In constant currencies, sales declined by 0.8 percent for the Outdoor & Lifestyle Group, with Chaco posting percentage rise in the high teens, Merrell and CAT falling by low single digits and Hush Puppies going down by a high single digit. Merrell enjoyed mid-single-digit growth in performance outdoor and its online sales went up by more than 30 percent, but the active lifestyle segment was off by a double digit.
Across the group, e-commerce delivered a 20 percent sales increase in the quarter.
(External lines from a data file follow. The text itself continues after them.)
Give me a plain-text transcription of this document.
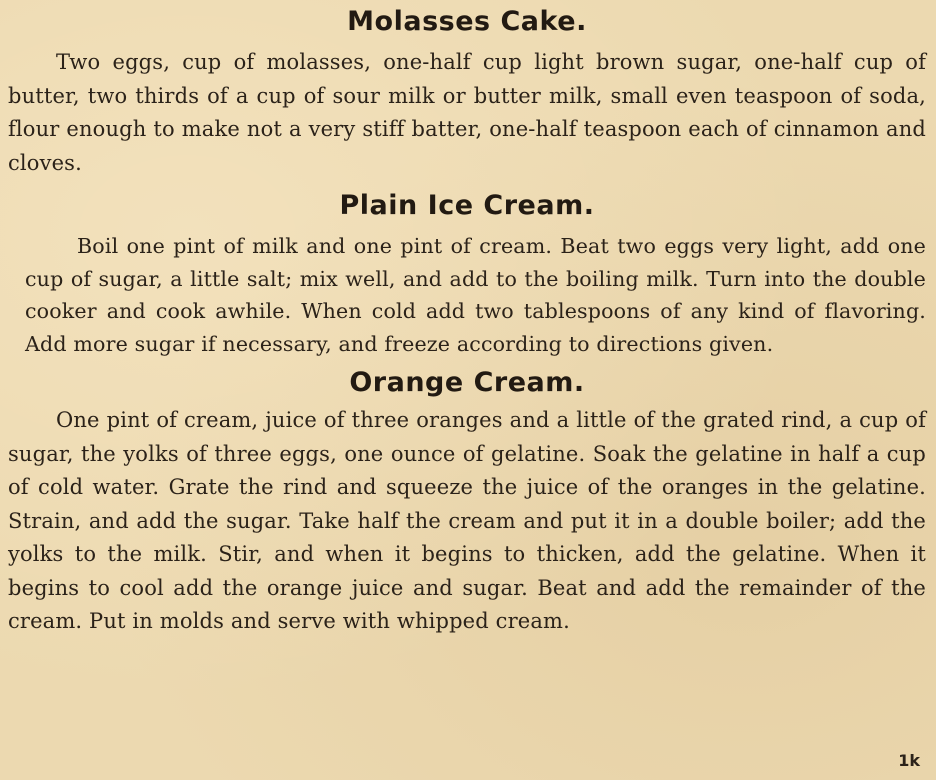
Molasses Cake.

Two eggs, cup of molasses, one-half cup light brown sugar, one-half cup of butter, two thirds of a cup of sour milk or butter milk, small even teaspoon of soda, flour enough to make not a very stiff batter, one-half teaspoon each of cinnamon and cloves.

Plain Ice Cream.

Boil one pint of milk and one pint of cream. Beat two eggs very light, add one cup of sugar, a little salt; mix well, and add to the boiling milk. Turn into the double cooker and cook awhile. When cold add two tablespoons of any kind of flavoring. Add more sugar if necessary, and freeze according to directions given.

Orange Cream.

One pint of cream, juice of three oranges and a little of the grated rind, a cup of sugar, the yolks of three eggs, one ounce of gelatine. Soak the gelatine in half a cup of cold water. Grate the rind and squeeze the juice of the oranges in the gelatine. Strain, and add the sugar. Take half the cream and put it in a double boiler; add the yolks to the milk. Stir, and when it begins to thicken, add the gelatine. When it begins to cool add the orange juice and sugar. Beat and add the remainder of the cream. Put in molds and serve with whipped cream.

1k
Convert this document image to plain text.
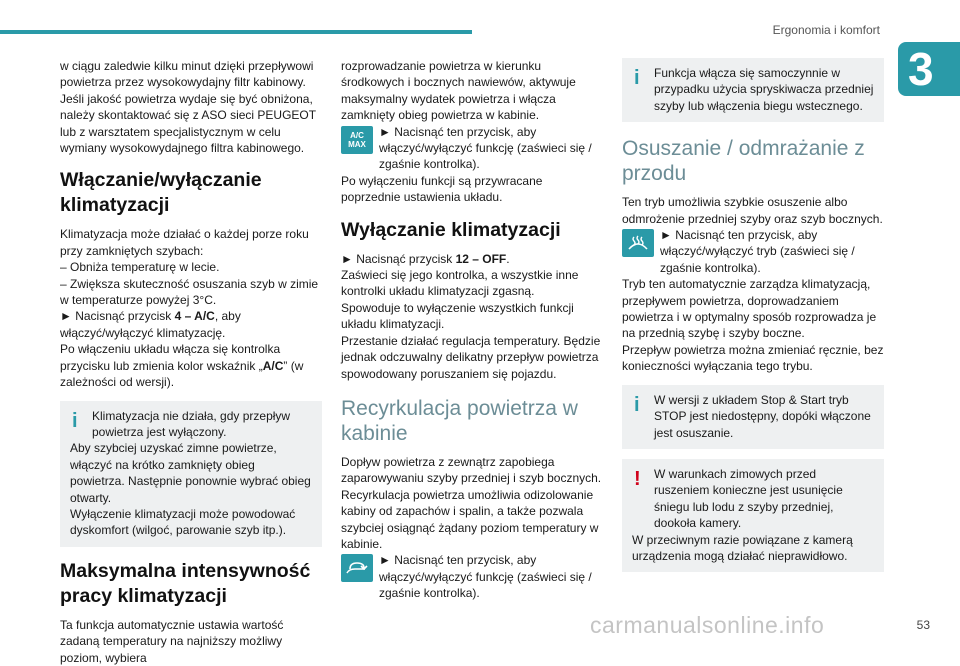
Ergonomia i komfort
3

w ciągu zaledwie kilku minut dzięki przepływowi powietrza przez wysokowydajny filtr kabinowy.

Jeśli jakość powietrza wydaje się być obniżona, należy skontaktować się z ASO sieci PEUGEOT lub z warsztatem specjalistycznym w celu wymiany wysokowydajnego filtra kabinowego.

Włączanie/wyłączanie klimatyzacji

Klimatyzacja może działać o każdej porze roku przy zamkniętych szybach:

– Obniża temperaturę w lecie.

– Zwiększa skuteczność osuszania szyb w zimie w temperaturze powyżej 3°C.

► Nacisnąć przycisk 4 – A/C, aby włączyć/wyłączyć klimatyzację.

Po włączeniu układu włącza się kontrolka przycisku lub zmienia kolor wskaźnik „A/C” (w zależności od wersji).

i	Klimatyzacja nie działa, gdy przepływ powietrza jest wyłączony.

Aby szybciej uzyskać zimne powietrze, włączyć na krótko zamknięty obieg powietrza. Następnie ponownie wybrać obieg otwarty.

Wyłączenie klimatyzacji może powodować dyskomfort (wilgoć, parowanie szyb itp.).

Maksymalna intensywność pracy klimatyzacji

Ta funkcja automatycznie ustawia wartość zadaną temperatury na najniższy możliwy poziom, wybiera

rozprowadzanie powietrza w kierunku środkowych i bocznych nawiewów, aktywuje maksymalny wydatek powietrza i włącza zamknięty obieg powietrza w kabinie.

A/C
MAX

► Nacisnąć ten przycisk, aby włączyć/wyłączyć funkcję (zaświeci się / zgaśnie kontrolka).

Po wyłączeniu funkcji są przywracane poprzednie ustawienia układu.

Wyłączanie klimatyzacji

► Nacisnąć przycisk 12 – OFF.

Zaświeci się jego kontrolka, a wszystkie inne kontrolki układu klimatyzacji zgasną.

Spowoduje to wyłączenie wszystkich funkcji układu klimatyzacji.

Przestanie działać regulacja temperatury. Będzie jednak odczuwalny delikatny przepływ powietrza spowodowany poruszaniem się pojazdu.

Recyrkulacja powietrza w kabinie

Dopływ powietrza z zewnątrz zapobiega zaparowywaniu szyby przedniej i szyb bocznych.

Recyrkulacja powietrza umożliwia odizolowanie kabiny od zapachów i spalin, a także pozwala szybciej osiągnąć żądany poziom temperatury w kabinie.

► Nacisnąć ten przycisk, aby włączyć/wyłączyć funkcję (zaświeci się / zgaśnie kontrolka).

i	Funkcja włącza się samoczynnie w przypadku użycia spryskiwacza przedniej szyby lub włączenia biegu wstecznego.

Osuszanie / odmrażanie z przodu

Ten tryb umożliwia szybkie osuszenie albo odmrożenie przedniej szyby oraz szyb bocznych.

► Nacisnąć ten przycisk, aby włączyć/wyłączyć tryb (zaświeci się / zgaśnie kontrolka).

Tryb ten automatycznie zarządza klimatyzacją, przepływem powietrza, doprowadzaniem powietrza i w optymalny sposób rozprowadza je na przednią szybę i szyby boczne.

Przepływ powietrza można zmieniać ręcznie, bez konieczności wyłączania tego trybu.

i	W wersji z układem Stop & Start tryb STOP jest niedostępny, dopóki włączone jest osuszanie.

!	W warunkach zimowych przed ruszeniem konieczne jest usunięcie śniegu lub lodu z szyby przedniej, dookoła kamery.

W przeciwnym razie powiązane z kamerą urządzenia mogą działać nieprawidłowo.

carmanualsonline.info	53
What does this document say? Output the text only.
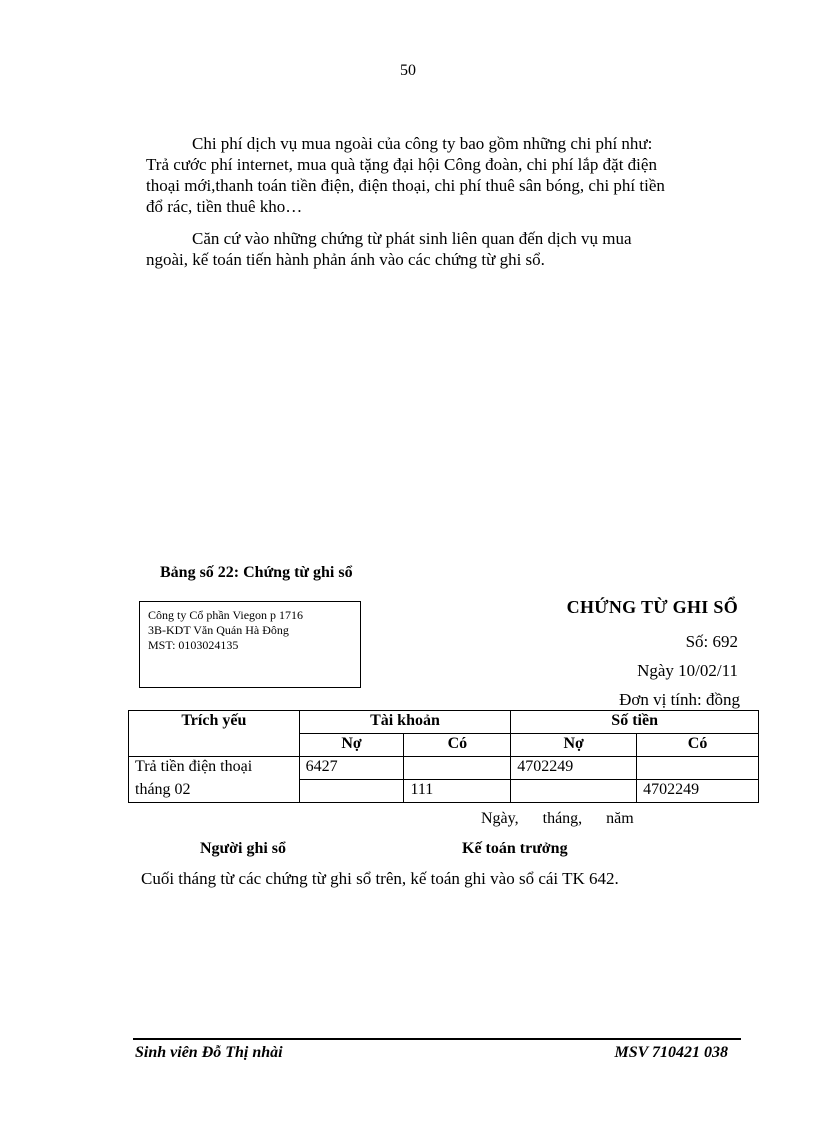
50
Chi phí dịch vụ mua ngoài của công ty bao gồm những chi phí như:
Trả cước phí internet, mua quà tặng đại hội Công đoàn, chi phí lắp đặt điện
thoại mới,thanh toán tiền điện, điện thoại, chi phí thuê sân bóng, chi phí tiền
đổ rác, tiền thuê kho…
Căn cứ vào những chứng từ phát sinh liên quan đến dịch vụ mua
ngoài, kế toán tiến hành phản ánh vào các chứng từ ghi sổ.
Bảng số 22: Chứng từ ghi sổ
Công ty Cổ phần Viegon p 1716
3B-KDT Văn Quán Hà Đông
MST: 0103024135
CHỨNG TỪ GHI SỔ
Số: 692
Ngày 10/02/11
Đơn vị tính: đồng
Trích yếu	Tài khoản		Số tiền	
	Nợ	Có	Nợ	Có
Trả tiền điện thoại	6427		4702249	
tháng 02		111		4702249
Ngày, tháng, năm
Người ghi sổ	Kế toán trưởng
Cuối tháng từ các chứng từ ghi sổ trên, kế toán ghi vào sổ cái TK 642.
Sinh viên Đỗ Thị nhài	MSV 710421 038
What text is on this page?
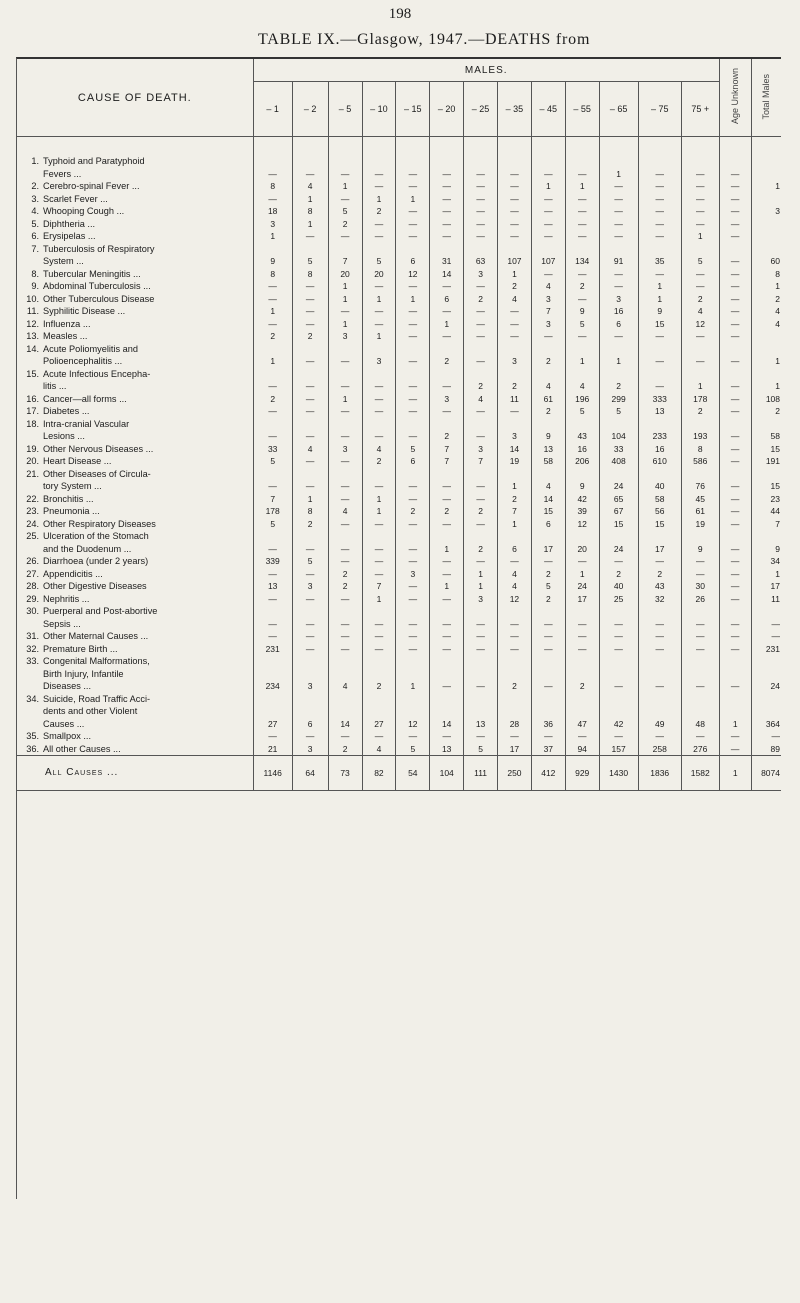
198
TABLE IX.—Glasgow, 1947.—DEATHS from
CAUSE OF DEATH.	MALES.													Age Unknown	Total Males
	– 1	– 2	– 5	– 10	– 15	– 20	– 25	– 35	– 45	– 55	– 65	– 75	75 +		

1. Typhoid and Paratyphoid															
Fevers ...	—	—	—	—	—	—	—	—	—	—	1	—	—	—	
2. Cerebro-spinal Fever ...	8	4	1	—	—	—	—	—	1	1	—	—	—	—	1
3. Scarlet Fever ...	—	1	—	1	1	—	—	—	—	—	—	—	—	—	
4. Whooping Cough ...	18	8	5	2	—	—	—	—	—	—	—	—	—	—	3
5. Diphtheria ...	3	1	2	—	—	—	—	—	—	—	—	—	—	—	
6. Erysipelas ...	1	—	—	—	—	—	—	—	—	—	—	—	1	—	
7. Tuberculosis of Respiratory															
System ...	9	5	7	5	6	31	63	107	107	134	91	35	5	—	60
8. Tubercular Meningitis ...	8	8	20	20	12	14	3	1	—	—	—	—	—	—	8
9. Abdominal Tuberculosis ...	—	—	1	—	—	—	—	2	4	2	—	1	—	—	1
10. Other Tuberculous Disease	—	—	1	1	1	6	2	4	3	—	3	1	2	—	2
11. Syphilitic Disease ...	1	—	—	—	—	—	—	—	7	9	16	9	4	—	4
12. Influenza ...	—	—	1	—	—	1	—	—	3	5	6	15	12	—	4
13. Measles ...	2	2	3	1	—	—	—	—	—	—	—	—	—	—	
14. Acute Poliomyelitis and															
Polioencephalitis ...	1	—	—	3	—	2	—	3	2	1	1	—	—	—	1
15. Acute Infectious Encepha-															
litis ...	—	—	—	—	—	—	2	2	4	4	2	—	1	—	1
16. Cancer—all forms ...	2	—	1	—	—	3	4	11	61	196	299	333	178	—	108
17. Diabetes ...	—	—	—	—	—	—	—	—	2	5	5	13	2	—	2
18. Intra-cranial Vascular															
Lesions ...	—	—	—	—	—	2	—	3	9	43	104	233	193	—	58
19. Other Nervous Diseases ...	33	4	3	4	5	7	3	14	13	16	33	16	8	—	15
20. Heart Disease ...	5	—	—	2	6	7	7	19	58	206	408	610	586	—	191
21. Other Diseases of Circula-															
tory System ...	—	—	—	—	—	—	—	1	4	9	24	40	76	—	15
22. Bronchitis ...	7	1	—	1	—	—	—	2	14	42	65	58	45	—	23
23. Pneumonia ...	178	8	4	1	2	2	2	7	15	39	67	56	61	—	44
24. Other Respiratory Diseases	5	2	—	—	—	—	—	1	6	12	15	15	19	—	7
25. Ulceration of the Stomach															
and the Duodenum ...	—	—	—	—	—	1	2	6	17	20	24	17	9	—	9
26. Diarrhoea (under 2 years)	339	5	—	—	—	—	—	—	—	—	—	—	—	—	34
27. Appendicitis ...	—	—	2	—	3	—	1	4	2	1	2	2	—	—	1
28. Other Digestive Diseases	13	3	2	7	—	1	1	4	5	24	40	43	30	—	17
29. Nephritis ...	—	—	—	1	—	—	3	12	2	17	25	32	26	—	11
30. Puerperal and Post-abortive															
Sepsis ...	—	—	—	—	—	—	—	—	—	—	—	—	—	—	—
31. Other Maternal Causes ...	—	—	—	—	—	—	—	—	—	—	—	—	—	—	—
32. Premature Birth ...	231	—	—	—	—	—	—	—	—	—	—	—	—	—	231
33. Congenital Malformations,															
Birth Injury, Infantile															
Diseases ...	234	3	4	2	1	—	—	2	—	2	—	—	—	—	24
34. Suicide, Road Traffic Acci-															
dents and other Violent															
Causes ...	27	6	14	27	12	14	13	28	36	47	42	49	48	1	364
35. Smallpox ...	—	—	—	—	—	—	—	—	—	—	—	—	—	—	—
36. All other Causes ...	21	3	2	4	5	13	5	17	37	94	157	258	276	—	89
All Causes ...	1146	64	73	82	54	104	111	250	412	929	1430	1836	1582	1	8074
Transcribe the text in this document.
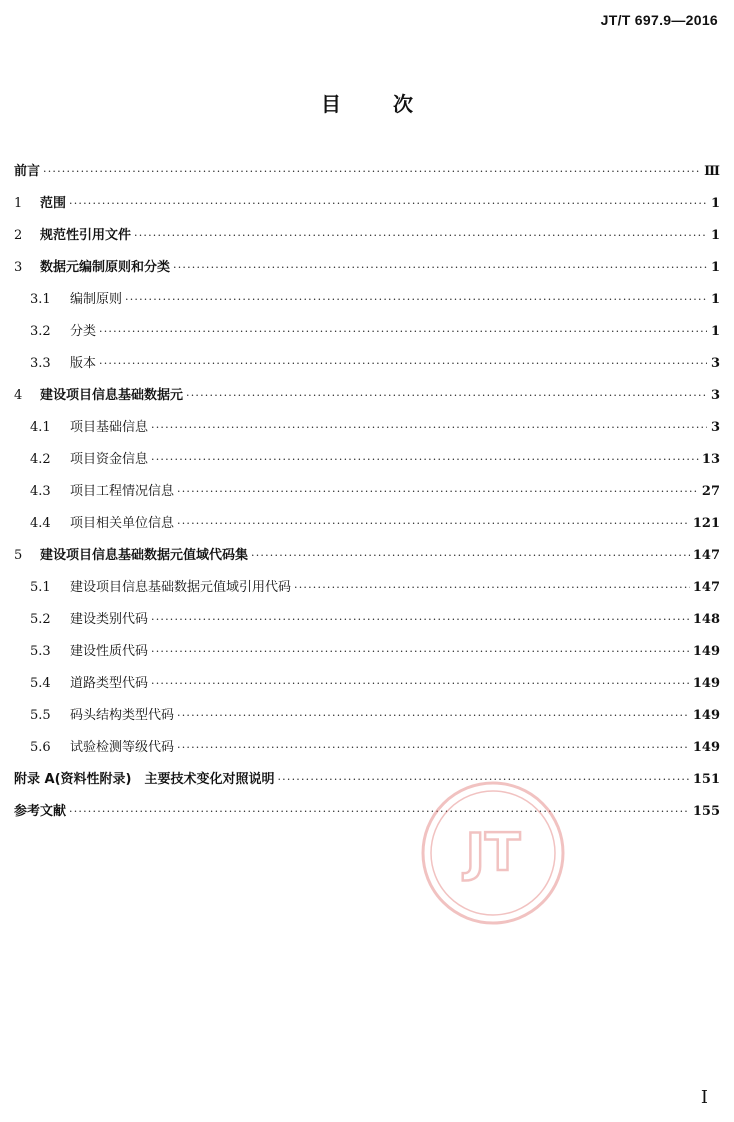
JT/T 697.9—2016
目	次
前言 ·····	Ⅲ
1	范围 ·····	1
2	规范性引用文件 ·····	1
3	数据元编制原则和分类 ·····	1
3.1	编制原则 ·····	1
3.2	分类 ·····	1
3.3	版本 ·····	3
4	建设项目信息基础数据元 ·····	3
4.1	项目基础信息 ·····	3
4.2	项目资金信息 ·····	13
4.3	项目工程情况信息 ·····	27
4.4	项目相关单位信息 ·····	121
5	建设项目信息基础数据元值域代码集 ·····	147
5.1	建设项目信息基础数据元值域引用代码 ·····	147
5.2	建设类别代码 ·····	148
5.3	建设性质代码 ·····	149
5.4	道路类型代码 ·····	149
5.5	码头结构类型代码 ·····	149
5.6	试验检测等级代码 ·····	149
附录 A(资料性附录)　主要技术变化对照说明 ·····	151
参考文献 ·····	155
JT
I
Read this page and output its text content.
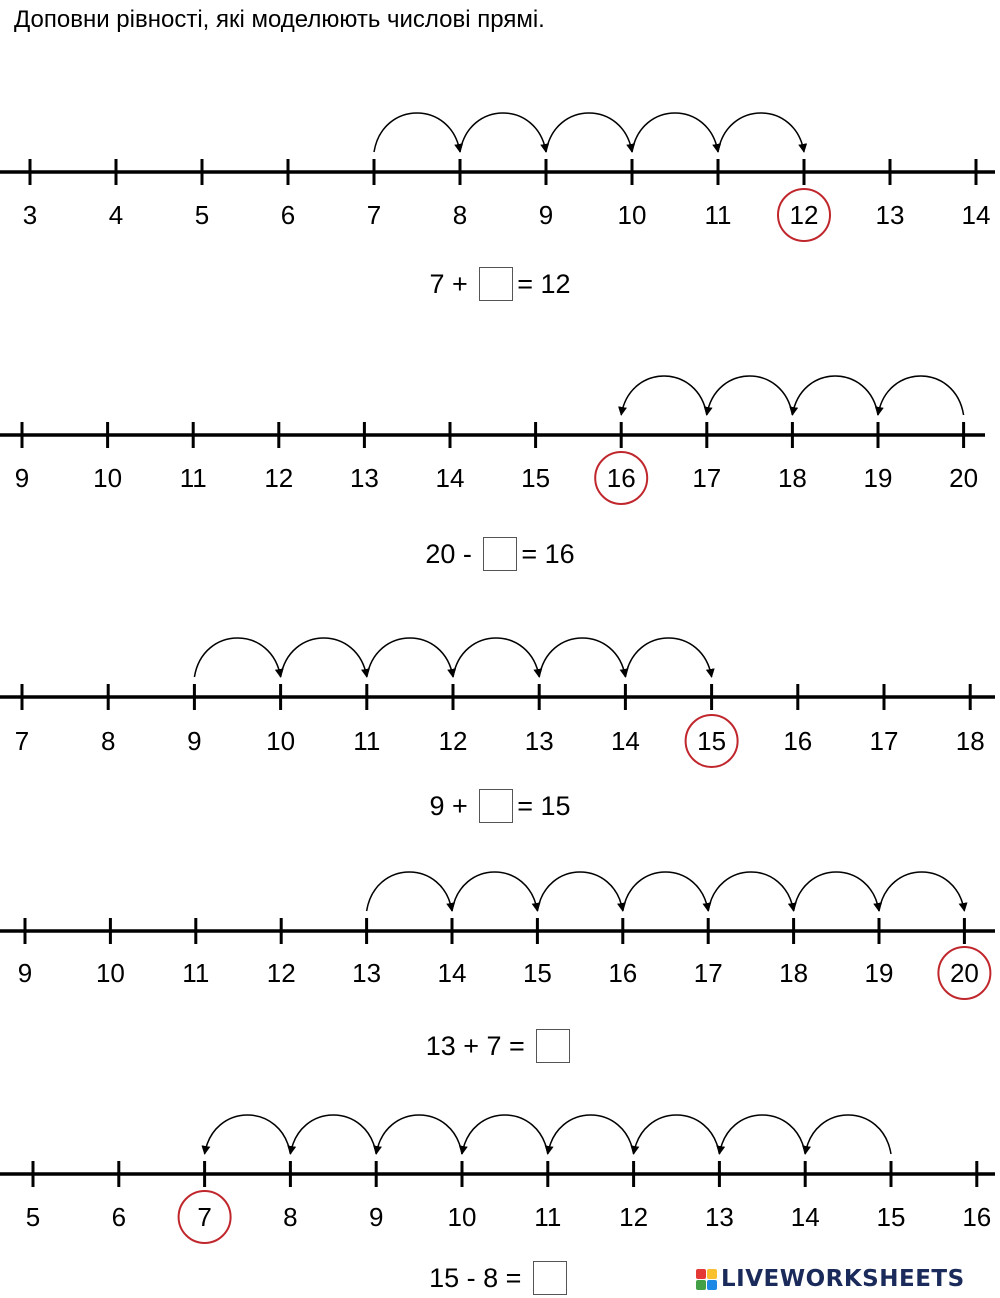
Доповни рівності, які моделюють числові прямі.
3	4	5	6	7	8	9 10 11 12 13 14
9 10 11 12 13 14 15 16 17 18 19 20
7	8	9 10 11 12 13 14 15 16 17 18
9 10 11 12 13 14 15 16 17 18 19 20
5	6	7	8	9 10 11 12 13 14 15 16
7 + = 12
20 - = 16
9 + = 15
13 + 7 =
15 - 8 =	LIVEWORKSHEETS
According to the management, the athletic lifestyle trend is growing more important in outdoor shoes than in the casual sector, but the market is flat overall. Across all categories, footwear sales declined by between 2 and 4 percent in the U.S. during the quarter, the management estimates.
In the U.S., the recent retail bankruptcies and a sluggish retail environment pulled down Merrell's wholesale revenues during the quarter, but product partnerships with key accounts in the U.S. and abroad resulted in high-teen gains. The introduction of Vibram's Arctic Grip technology should drive sales in the autumn at Merrell and five other group brands.
A mid-single-digit increase at Saucony partially offset declines at Sperry and Keds, resulting in an 8.9 percent drop for Wolverine's so-called Boston Group during the quarter. The retail bankruptcies hurt Saucony, but its Everrun line helped it to record a gain in the high teens in the running specialty channel, and its sales in the three major regions outside the U.S. grew at double-digit rates. Focused on work boots, the Heritage Group fell by 6.2 percent in the quarter, with Bates going up and the Wolverine brand going down due to weakness in oil patch regions.
Negative currency effects drove down the group's gross margin by 0.3 percentage points to 38.8 percent in the quarter, offsetting strategic price increases, a better product mix and fewer closedown sales.
Foreign currencies depressed the gross margin by one full percentage point. About 13 percent of the group's revenues come from Europe, the Middle East and Africa
The operating margin fell by 0.4 percentage points to 7.2 percent, but adjusted for currencies, it went up by 0.3 percentage points to 8.4 percent.
On a constant-currency basis, the gross margin went up by 0.7 percentage points. The management reiterated its forecast for revenues in the $2,475-2,575 million range for the full year, including foreign exchange losses of $40 million. That would mean a drop of between one and five percent on a currency-neutral basis.
Resigning itself to the “new normal” pattern of zero growth in revenues, the management is focusing on achieving higher levels of profitability. It is still targeting an operating margin of 12 percent by the end of 2018, with half of the gain coming from higher product margins and the other half from cost-cutting.
Wolverine is considering the divestiture of several brands that don't meet its metrics. It will continue to close underperforming stores and invest more in e-commerce, which generated 20 percent more turnover in the latest quarter across its brands.